C’est précisément ce que vient de confirmer le Conseil d’Etat dans son avis du 2 octobre. La Haute juridiction a en effet précisé qu’une mesure de régularisation d’une autorisation d’urbanisme peut aller jusqu’à bouleverser « l’économie générale du projet » sans qu’elle puisse toutefois en changer sa nature même. Il n’en demeure pas moins que la frontière entre ce qui bouleverse l’économie générale d’un projet et ce qui en change sa nature reste à tracer. Sa porosité nourrira certainement de prochains débats contentieux.
Ce faisant, les Sages ne font que clarifier et confirmer ce que la doctrine avait d’ores et déjà anticipé à la suite de la réécriture de l’article L. 600-5-1 par la loi Elan : « Désormais, […] des modifications importantes pourront être apportées au projet à ce stade. Cela change radicalement les choses puisqu’alors tout, ou presque devient régularisable. Il ne sera évidemment jamais possible de régulariser une construction réalisée dans une zone non constructible, mais il devient possible de procéder à des modifications transformant l’économie générale du projet » (Rozen Noguellou, « La réforme du contentieux de l’urbanisme », AJDA 2019, p. 107).
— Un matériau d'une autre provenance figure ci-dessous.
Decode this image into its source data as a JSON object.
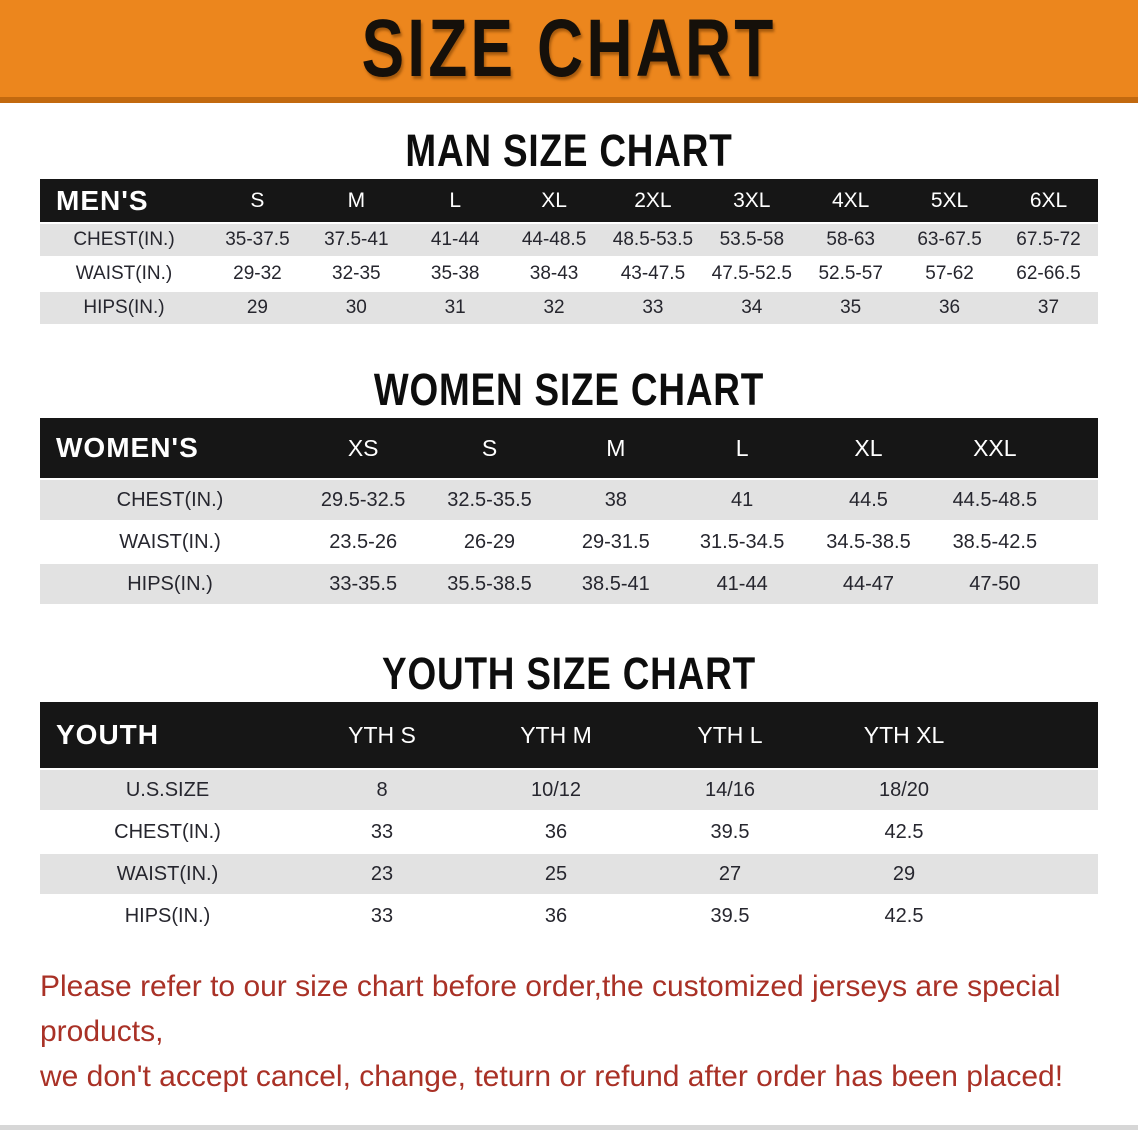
{
  "banner": {
    "title": "SIZE CHART"
  },
  "colors": {
    "banner_orange": "#EC861D",
    "banner_orange_dark": "#C2690F",
    "table_header_black": "#161616",
    "row_stripe_gray": "#E2E2E2",
    "footnote_red": "#A93126"
  },
  "sections": [
    {
      "heading": "MAN SIZE CHART",
      "table": {
        "group_label": "MEN'S",
        "columns": [
          "S",
          "M",
          "L",
          "XL",
          "2XL",
          "3XL",
          "4XL",
          "5XL",
          "6XL"
        ],
        "rows": [
          {
            "label": "CHEST(IN.)",
            "values": [
              "35-37.5",
              "37.5-41",
              "41-44",
              "44-48.5",
              "48.5-53.5",
              "53.5-58",
              "58-63",
              "63-67.5",
              "67.5-72"
            ]
          },
          {
            "label": "WAIST(IN.)",
            "values": [
              "29-32",
              "32-35",
              "35-38",
              "38-43",
              "43-47.5",
              "47.5-52.5",
              "52.5-57",
              "57-62",
              "62-66.5"
            ]
          },
          {
            "label": "HIPS(IN.)",
            "values": [
              "29",
              "30",
              "31",
              "32",
              "33",
              "34",
              "35",
              "36",
              "37"
            ]
          }
        ]
      }
    },
    {
      "heading": "WOMEN SIZE CHART",
      "table": {
        "group_label": "WOMEN'S",
        "columns": [
          "XS",
          "S",
          "M",
          "L",
          "XL",
          "XXL"
        ],
        "rows": [
          {
            "label": "CHEST(IN.)",
            "values": [
              "29.5-32.5",
              "32.5-35.5",
              "38",
              "41",
              "44.5",
              "44.5-48.5"
            ]
          },
          {
            "label": "WAIST(IN.)",
            "values": [
              "23.5-26",
              "26-29",
              "29-31.5",
              "31.5-34.5",
              "34.5-38.5",
              "38.5-42.5"
            ]
          },
          {
            "label": "HIPS(IN.)",
            "values": [
              "33-35.5",
              "35.5-38.5",
              "38.5-41",
              "41-44",
              "44-47",
              "47-50"
            ]
          }
        ]
      }
    },
    {
      "heading": "YOUTH SIZE CHART",
      "table": {
        "group_label": "YOUTH",
        "columns": [
          "YTH S",
          "YTH M",
          "YTH L",
          "YTH XL"
        ],
        "rows": [
          {
            "label": "U.S.SIZE",
            "values": [
              "8",
              "10/12",
              "14/16",
              "18/20"
            ]
          },
          {
            "label": "CHEST(IN.)",
            "values": [
              "33",
              "36",
              "39.5",
              "42.5"
            ]
          },
          {
            "label": "WAIST(IN.)",
            "values": [
              "23",
              "25",
              "27",
              "29"
            ]
          },
          {
            "label": "HIPS(IN.)",
            "values": [
              "33",
              "36",
              "39.5",
              "42.5"
            ]
          }
        ]
      }
    }
  ],
  "footnote": {
    "line1": "Please refer to our size chart before order,the customized jerseys are special products,",
    "line2": "we don't accept cancel, change, teturn or refund after order has been placed!"
  }
}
Et si certains avaient pu estimer que cet outil de régularisation « massive » transformerait le juge administratif en « médecin malgré lui » (Clément Malverti et Cyrille Beaufils, « Le Médecin malgré lui : le juge administratif au chevet des autorisations d’urbanisme », AJDA 2019, p. 752), cet avis peut également nous inviter à voir le juge administratif sous les traits d’un « architecte malgré lui ».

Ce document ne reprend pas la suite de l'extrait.